More sophisticated means of processing formant patterns have made very slow progress toward the promise of speech recognition by machine. In parallel with overall spectral matching methods, related formant tracking techniques were devised, in which formant peaks are tracked by electronic circuitry or computer programs. Formant frequency and in some cases amplitude are converted to voltage or graphic form for further matching and analysis. Also in parallel with these efforts, experiments were conducted into direct waveform matching known as cross-correlation, indirect time waveform matching known as autocorrelation, and in time waveform feature extraction such as voice-unvoice, zerocrossing rate, symmetry, envelope and its slope, to name a few. These methods have produced limited success in restricted applications, but have not met with the expected outstanding successes hoped by experimenters.
More recently, research has turned toward linear predictive coding methods. Popularity of these methods seem to arise from their facility of computer implementation. These lines of research essentially duplicate work that has been done with electrical hardware and analyzed by Fourier and Laplace transformation methods. Finally one line of recent research illustrated by Moshier, U.S. Pat. No. 3,610,831, has used weighted and summed delayed speech signals to achieve in one case a rudimentary inverse filter recognition method.
Research and development in speech has followed lines of analysis and characterization which were used extensively in the development of communication systems such as amplitude modulation, frequency modulation, suppressed carrier, single sideband, and pulse modulation of various types. Speech belongs to a class which may be called cavity modulation and about which little mention has been found in the literature of communication.
The above-mentioned speech recognition methods generally utilize concepts devised for the more conventional communication techniques. As a result, vowels are approximated as periodic waveforms, and speech sounds are characterized only by their power or amplitude spectra. Such techniques do not successfully explain and deal with the multiplicity of different waveforms that can occur from one example to another of the same phoneme due to differences in pitch. An important source of waveform variability may be deemed to be the superposition effect wherein the basic waveforms produced by the vocal tract carry over and overlap thereby causing spectral differences depending upon the pattern of voice source impulses as well as the vocal tract configuration. Different articulatory combinations are not therefore easily classifiable when relying upon the power or amplitude spectra.

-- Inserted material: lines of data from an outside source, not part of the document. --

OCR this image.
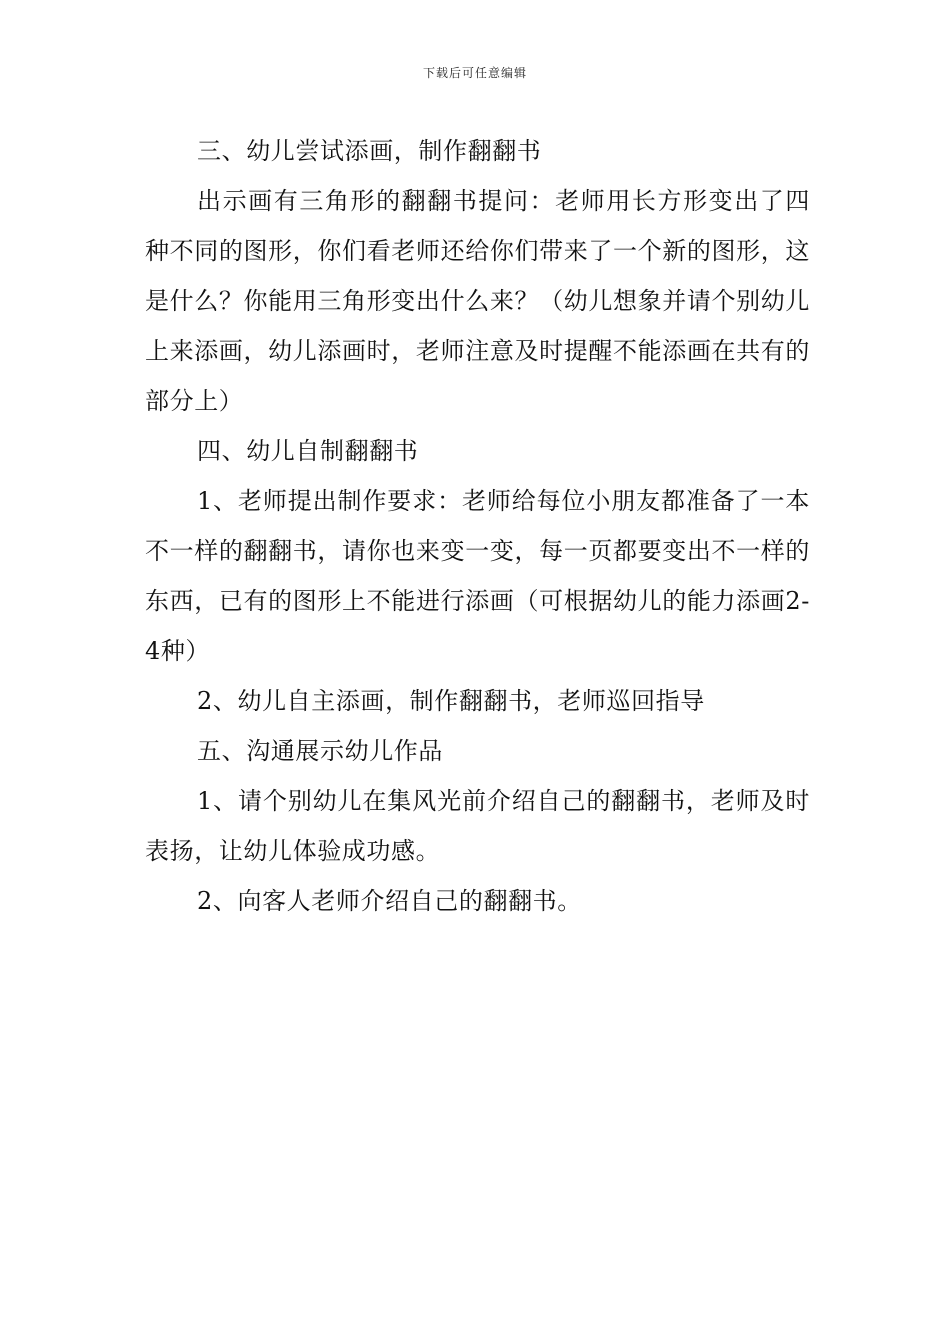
下载后可任意编辑

三、幼儿尝试添画，制作翻翻书

出示画有三角形的翻翻书提问：老师用长方形变出了四种不同的图形，你们看老师还给你们带来了一个新的图形，这是什么？你能用三角形变出什么来？（幼儿想象并请个别幼儿上来添画，幼儿添画时，老师注意及时提醒不能添画在共有的部分上）

四、幼儿自制翻翻书

1、老师提出制作要求：老师给每位小朋友都准备了一本不一样的翻翻书，请你也来变一变，每一页都要变出不一样的东西，已有的图形上不能进行添画（可根据幼儿的能力添画2-4种）

2、幼儿自主添画，制作翻翻书，老师巡回指导

五、沟通展示幼儿作品

1、请个别幼儿在集风光前介绍自己的翻翻书，老师及时表扬，让幼儿体验成功感。

2、向客人老师介绍自己的翻翻书。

There is a need for such classifiers capable of operating reliably on a real-time basis, i.e. of classifying at articulatory rates in apparatuses which could respond reliably and accurately to verbal commands. Such classifiers may also permit transmission of speech over channels which are restricted with respect to bandwidth or time or both wherein articulatory categories would be transmitted and subsequently reconverted to speech at the receiving end. It is believed that the present invention, since it classifies sounds according to vocal tract patterns without regard to pitch, is superior to prior art techniques based on the power spectrum which varies with pitch, therefore will make possible the realization of effective and practical speech recognition systems.